Most of the people who fall ill with amoeba-borne brain infection get it after swimming in warm lakes or rivers in Southern states. But last year, two Louisianans apparently fell ill and died after irrigating their sinuses with neti pots — small pitchers used to pour warm saltwater through the nasal passages.
In the wake of the two deaths, the CDC investigators reported online Thursday in the journal Clinical Infectious Diseases, teams visited the patients’ homes and tested water samples to see if N. fowleri was there. In both cases, the municipal water supply sources, which had been chlorine-treated, were free of the amoeba. But in one patient’s home, investigators found the microbe in a tankless water heater. In the other home, they found it in tub and sink faucets, and on a shower nozzle.
The researchers didn’t find N. fowleri on either patient’s neti pot—but that didn’t mean the amoeba couldn’t have lurked there long enough to infect its victims. To test that possibility, the team conducted an experiment to see if the salt typically added to water used to irrigate the sinuses would kill N. fowleri on contact.
It didn’t — after four hours, the number of amoebae in the solution “did not appreciably decrease or degrade,” the team wrote, concluding that “adding salt mixtures to tap water to prepare and rapidly use nasal irrigation solutions does not seem to inactivate N. fowleri fast enough.”
The team provided tips to avoid infection in the paper. For people using neti pots or other means to rinse their nasal passages, they advised using “sterile, distilled, filtered (using a filter with an absolute pore size of one nanometer or smaller) or boiled water to make the irrigation solution.” They urged rinsing the neti pot with the same sterile, distilled, boiled or filtered water.
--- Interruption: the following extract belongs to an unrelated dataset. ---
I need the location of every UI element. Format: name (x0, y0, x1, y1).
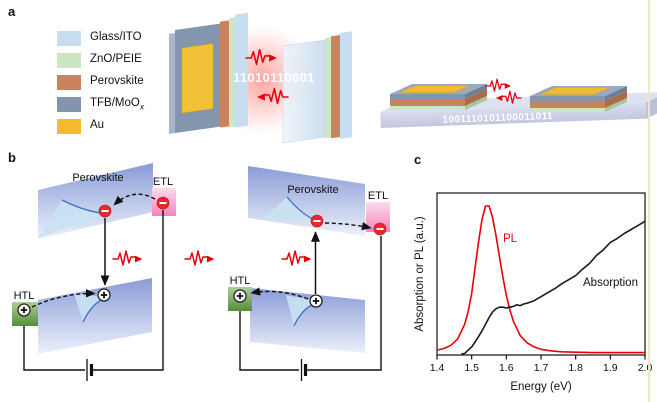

For swimmers in warm freshwater, they advised holding the nose shut or using nose clips to keep water from going up the nose and avoiding stirring up sediment in freshwater bodies. They also instructed swimmers to avoid activities in warm freshwater during periods of high water temperature.
One bright spot: “A person cannot be infected with N.fowleri by drinking contaminated water,” they wrote.